To purchase their dream home they required the help of a high street mortgage provider, and borrowed 80 per cent of the home’s value. Although they knew their finances would be tight for the next couple of years, both Steven and Maria were in stable jobs where they were highly valued by their employers, which provided them with a good degree of security.
Steve and Maria were offered mortgage protection by their mortgage providers which they turned down. They decided to compare the mortgage protection rates they were offered by their mortgage provider with the policies they could find online, and despite finding improved rates, they opted not to take out cover.

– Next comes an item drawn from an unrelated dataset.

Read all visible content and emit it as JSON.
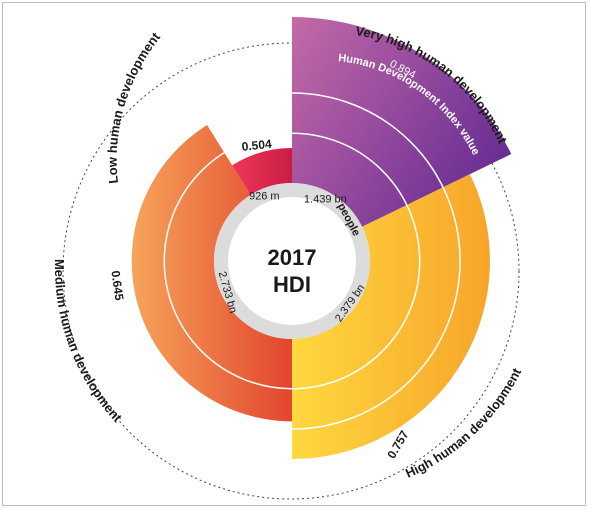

They lived happily in their new home for three years, before one day, tragedy stuck. Steve was out walking the dog when he was struck by a car that was travelling too quickly through country lanes. He was killed instantly.
Maria and the children were inconsolable. They had lost a father and a husband who was in the prime of his life and enjoying the fruits of his labours. For months after his death Steven’s grief stricken family struggled to process their loss.
It was not until a couple of months later that Maria started to become concerned about the family’s finances. Despite Steven’s absence, the bills needed to be paid, and the mortgage that had been comfortable on both of their salaries, was now more than Maria could manage alone.
Without anyone to help the family out financially, Maria had to face facts: she was going to have to sell the family home she and Steven had loved so dearly. She had fallen into arrears with her mortgage repayments and could no longer make ends meet. Selling the family home broke Maria’s heart.
With mortgage protection insurance
Having researched online, Steven and Maria found a competitively priced decreasing mortgage protection policy, which pays a benefit that decreases over the term of the cover, in line with the decreasing value of the mortgage.
When the tragic accident occurred, the insurance company paid a cash lump sum which covered the remaining value of the mortgage on the property. Although distraught, at least Maria could focus on trying to come to terms with her loss without having to sell the family home she and Steven had worked so hard for.
Yes, mortgage protection insurance is an additional expense, but is it one you can afford to do without?